アカボシゴマダラ

赤星胡麻斑蝶 昆虫/チョウ目/タテハチョウ科/アカボシゴマダラ属 成虫期/5月~10月

外来種違法駆除

外来生物法「特定外来生物」
外来生物法「要注意外来生物」(廃止)
生態系被害防止外来種リスト「重点対策外来種」

アカボシゴマダラ奄美亜種=環境省レッドリスト2019「準絶滅危惧(NT)」

樹液を吸うアカボシゴマダラ 茅ヶ崎市浜之郷 2019/08/02

樹液を吸うアカボシゴマダラ 茅ヶ崎市浜之郷 2019/08/02

日本国内では鹿児島県・奄美大島周辺にのみ生息している稀少なチョウ。一般的なアゲハチョウ(揚羽蝶)の仲間より一回り小さい。素人目では一瞬、ギフチョウ(岐阜蝶)やアサギマダラ(浅葱斑)といった人気のチョウと勘違いしてしまうことだろう。

幼虫はエノキ(榎)の葉を食樹とする。成虫はカブトムシ(甲虫)と一緒にクヌギ(橡)などの樹液を吸う。

エノキの若木の葉に産み付けられたアカボシゴマダラの卵 茅ヶ崎市行谷 2018/09/22

エノキの若木の葉に産み付けられたアカボシゴマダラの卵 茅ヶ崎市行谷 2018/09/22

平成七年(1995)以降、アカボシゴマダラの中国原産種と思われるものが関東地方の各地で相次いで発見され問題に。独善的なチョウ愛好家が放した(「放蝶ゲリラ」と呼ばれる)ものが定着したのではないかといわれている。神奈川県では、平成10年(1998)藤沢市で初確認。現在は県内広域で普通に見かける有様に。※本頁掲載のものはいずれも在来の奄美亜種でない外国産アカボシゴマダラとされているものである。

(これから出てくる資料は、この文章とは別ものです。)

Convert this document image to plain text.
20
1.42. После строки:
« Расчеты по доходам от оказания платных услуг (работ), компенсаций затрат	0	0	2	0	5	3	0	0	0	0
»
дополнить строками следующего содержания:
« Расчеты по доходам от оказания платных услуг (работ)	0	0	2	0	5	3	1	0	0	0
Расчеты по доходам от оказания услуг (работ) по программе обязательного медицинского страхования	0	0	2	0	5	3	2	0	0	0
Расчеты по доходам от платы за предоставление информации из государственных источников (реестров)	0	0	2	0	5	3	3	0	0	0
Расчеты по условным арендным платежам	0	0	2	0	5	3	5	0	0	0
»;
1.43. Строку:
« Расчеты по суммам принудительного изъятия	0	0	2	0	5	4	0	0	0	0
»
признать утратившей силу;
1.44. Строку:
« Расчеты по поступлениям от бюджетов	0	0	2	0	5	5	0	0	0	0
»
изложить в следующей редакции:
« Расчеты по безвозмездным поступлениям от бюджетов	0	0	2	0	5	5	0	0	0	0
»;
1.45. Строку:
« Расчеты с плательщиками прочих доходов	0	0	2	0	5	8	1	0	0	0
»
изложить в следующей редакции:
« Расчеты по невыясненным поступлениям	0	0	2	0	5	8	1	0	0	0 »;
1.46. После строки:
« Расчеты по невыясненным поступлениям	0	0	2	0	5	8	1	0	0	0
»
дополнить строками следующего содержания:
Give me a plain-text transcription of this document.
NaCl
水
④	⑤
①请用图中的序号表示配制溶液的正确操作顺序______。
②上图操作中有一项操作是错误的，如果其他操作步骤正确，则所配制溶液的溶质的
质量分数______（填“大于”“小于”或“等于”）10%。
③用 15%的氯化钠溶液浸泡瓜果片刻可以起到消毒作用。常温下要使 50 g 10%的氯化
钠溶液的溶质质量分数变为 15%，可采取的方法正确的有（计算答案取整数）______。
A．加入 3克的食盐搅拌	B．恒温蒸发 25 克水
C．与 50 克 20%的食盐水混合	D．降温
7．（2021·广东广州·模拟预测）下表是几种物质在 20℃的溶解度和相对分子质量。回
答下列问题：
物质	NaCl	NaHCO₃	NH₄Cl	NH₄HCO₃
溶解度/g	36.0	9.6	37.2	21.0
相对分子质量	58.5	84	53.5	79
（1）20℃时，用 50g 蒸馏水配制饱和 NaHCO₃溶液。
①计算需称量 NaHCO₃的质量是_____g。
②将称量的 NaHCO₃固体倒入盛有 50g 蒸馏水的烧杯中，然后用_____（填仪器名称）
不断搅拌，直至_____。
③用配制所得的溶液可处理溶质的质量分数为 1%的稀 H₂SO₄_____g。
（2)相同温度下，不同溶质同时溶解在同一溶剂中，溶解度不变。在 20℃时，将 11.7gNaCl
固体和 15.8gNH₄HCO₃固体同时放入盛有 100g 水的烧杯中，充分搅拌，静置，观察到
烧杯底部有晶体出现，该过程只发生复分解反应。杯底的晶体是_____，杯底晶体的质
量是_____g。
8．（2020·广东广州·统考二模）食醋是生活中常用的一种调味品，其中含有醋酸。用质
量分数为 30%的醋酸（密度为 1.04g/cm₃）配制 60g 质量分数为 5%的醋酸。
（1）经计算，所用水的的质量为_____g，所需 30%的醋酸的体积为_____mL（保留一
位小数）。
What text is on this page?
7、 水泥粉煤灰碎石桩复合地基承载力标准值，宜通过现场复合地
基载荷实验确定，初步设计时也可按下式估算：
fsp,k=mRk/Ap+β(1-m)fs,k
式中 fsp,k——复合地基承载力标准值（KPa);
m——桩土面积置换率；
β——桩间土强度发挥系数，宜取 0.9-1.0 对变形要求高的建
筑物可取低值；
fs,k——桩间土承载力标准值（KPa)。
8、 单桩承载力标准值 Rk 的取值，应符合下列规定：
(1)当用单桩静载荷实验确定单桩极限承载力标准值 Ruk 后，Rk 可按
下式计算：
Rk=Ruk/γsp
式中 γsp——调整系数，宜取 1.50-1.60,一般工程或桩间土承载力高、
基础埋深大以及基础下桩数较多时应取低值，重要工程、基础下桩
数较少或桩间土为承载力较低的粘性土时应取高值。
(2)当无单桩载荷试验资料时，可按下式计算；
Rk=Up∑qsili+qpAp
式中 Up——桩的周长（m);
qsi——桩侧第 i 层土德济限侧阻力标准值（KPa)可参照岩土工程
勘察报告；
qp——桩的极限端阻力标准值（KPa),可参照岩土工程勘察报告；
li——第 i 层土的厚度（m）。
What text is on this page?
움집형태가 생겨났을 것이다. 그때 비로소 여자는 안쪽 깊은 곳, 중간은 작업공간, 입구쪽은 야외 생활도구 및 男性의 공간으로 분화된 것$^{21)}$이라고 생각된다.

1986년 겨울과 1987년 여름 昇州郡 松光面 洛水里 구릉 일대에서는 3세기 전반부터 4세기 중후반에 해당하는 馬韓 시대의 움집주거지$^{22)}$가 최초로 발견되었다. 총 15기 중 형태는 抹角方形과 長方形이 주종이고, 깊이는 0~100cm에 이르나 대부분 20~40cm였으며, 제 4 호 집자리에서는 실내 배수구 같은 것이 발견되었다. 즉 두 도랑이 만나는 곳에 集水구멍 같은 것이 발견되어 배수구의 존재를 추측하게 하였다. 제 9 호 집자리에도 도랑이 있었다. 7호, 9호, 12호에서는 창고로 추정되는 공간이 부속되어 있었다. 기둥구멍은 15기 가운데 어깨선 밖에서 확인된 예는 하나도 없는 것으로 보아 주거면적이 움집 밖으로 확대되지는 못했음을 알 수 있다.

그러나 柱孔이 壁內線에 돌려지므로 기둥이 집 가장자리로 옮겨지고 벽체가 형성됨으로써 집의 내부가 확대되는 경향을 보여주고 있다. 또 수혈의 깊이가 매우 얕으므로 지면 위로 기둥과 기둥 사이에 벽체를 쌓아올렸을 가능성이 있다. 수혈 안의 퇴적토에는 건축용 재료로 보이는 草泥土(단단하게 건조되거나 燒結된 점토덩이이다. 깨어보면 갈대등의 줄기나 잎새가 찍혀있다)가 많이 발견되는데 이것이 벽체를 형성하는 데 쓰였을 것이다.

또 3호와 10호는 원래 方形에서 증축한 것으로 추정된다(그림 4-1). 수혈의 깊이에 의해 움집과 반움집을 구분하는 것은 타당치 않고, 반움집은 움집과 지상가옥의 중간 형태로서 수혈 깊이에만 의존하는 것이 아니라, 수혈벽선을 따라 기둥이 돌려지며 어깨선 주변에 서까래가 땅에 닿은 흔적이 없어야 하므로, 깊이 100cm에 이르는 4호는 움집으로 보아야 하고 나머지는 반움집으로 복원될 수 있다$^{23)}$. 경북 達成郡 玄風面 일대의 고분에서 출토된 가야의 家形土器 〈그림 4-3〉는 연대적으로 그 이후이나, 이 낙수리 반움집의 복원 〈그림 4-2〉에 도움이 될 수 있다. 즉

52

樹液を吸うアカボシゴマダラ 茅ヶ崎市浜之郷 2019/08/02

樹液を吸うアカボシゴマダラ 茅ヶ崎市浜之郷 2019/08/02

樹液を吸うアカボシゴマダラ(大陸亜種) 茅ヶ崎市・清水谷 2016/08/10

樹液を吸うアカボシゴマダラ(大陸亜種) 茅ヶ崎市・清水谷 2016/08/10

アカボシゴマダラは、生育環境が重複する在来種のゴマダラチョウ(胡麻斑蝶)に悪影響を及ぼすことが懸念されている侵略的外来種である。湘南・鎌倉・三浦半島では近年ゴマダラチョウを見かけた記憶がない。
平成29年(2017)アカボシゴマダラが新たに特定外来生物に指定され、ウシガエル(牛蛙)やブラックバスと同様の扱いを受けることになった。販売はもちろん譲渡や新たな飼育等が違法(罰則あり)である。